E. W. Hornung: A Thief in the Night

7. A Trap to Catch a Cracksman (continued)

"I was just looking at it," said the person in sequins. "You don't know what a turn I've had, or you'd offer me a little something."

"You shall have a little something in a minute," rejoined Maguire. "But if you take a little anything out of that decanter, you'll collapse like our friend upon the floor."

"Good heavens!" I cried out, with involuntary indignation, and his fell scheme broke upon me in a clap.

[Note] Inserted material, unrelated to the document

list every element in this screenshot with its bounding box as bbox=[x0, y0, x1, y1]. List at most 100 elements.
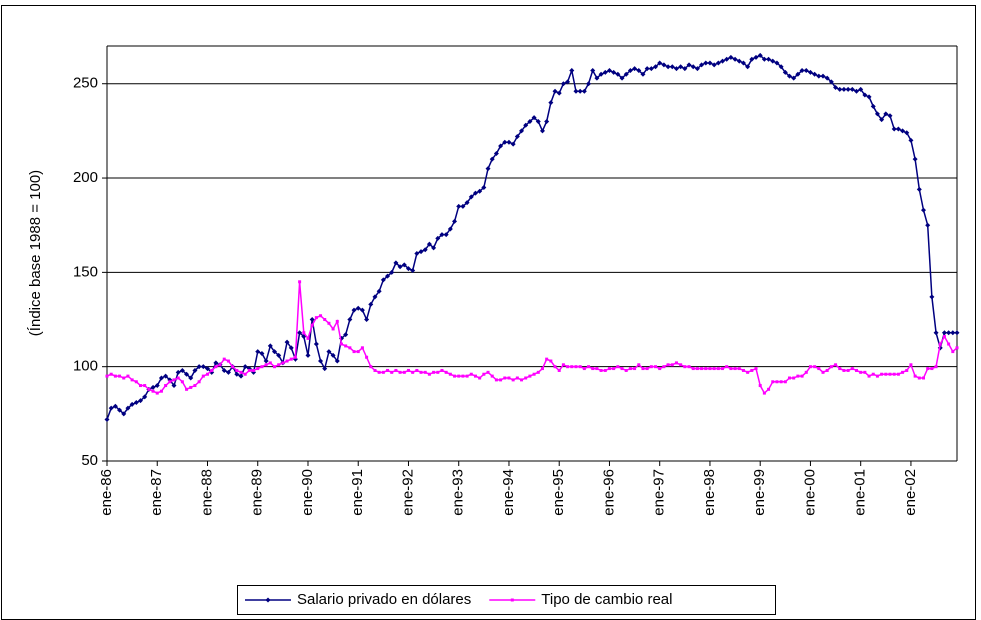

"Yes, sir!" said Maguire, fixing me with his bloodshot orbs. "My trap for crooks and cracksmen is a bottle of hocussed whiskey, and I guess that's it on the table, with the silver label around its neck. Now look at this other decanter, without any label at all.; but for that they're the dead spit of each other. I'll put them side by side, so you can see. It isn't only the decanters, but the liquor looks the same in both, and tastes so you wouldn't know the difference till you woke up in your tracks. I got the poison from a blamed Indian away west, and it's ruther ticklish stuff. So I keep the label around the trap-bottle, and only leave it out nights. That's the idea, and that's all. there is to it," added Maguire, putting the labelled decanter back in the stand. "But I figure it's enough for ninety-nine crooks out of a hundred, and nineteen out of twenty 'll have their liquor before they go to work."

"I wouldn't figure on that," observed the secretary, with a downward glance as though at the prostrate Raffles. "Have you looked to see if the trophies are all. safe?"

"Not yet," said Maguire, with a glance at the pseudo-antique cabinet in which he kept them. "Then you can save yourself the trouble," rejoined the secretary, as he dived under the octagonal table, and came up with a small black bag that I knew at a glance. It was the one that Raffles had used for heavy plunder ever since I had known him.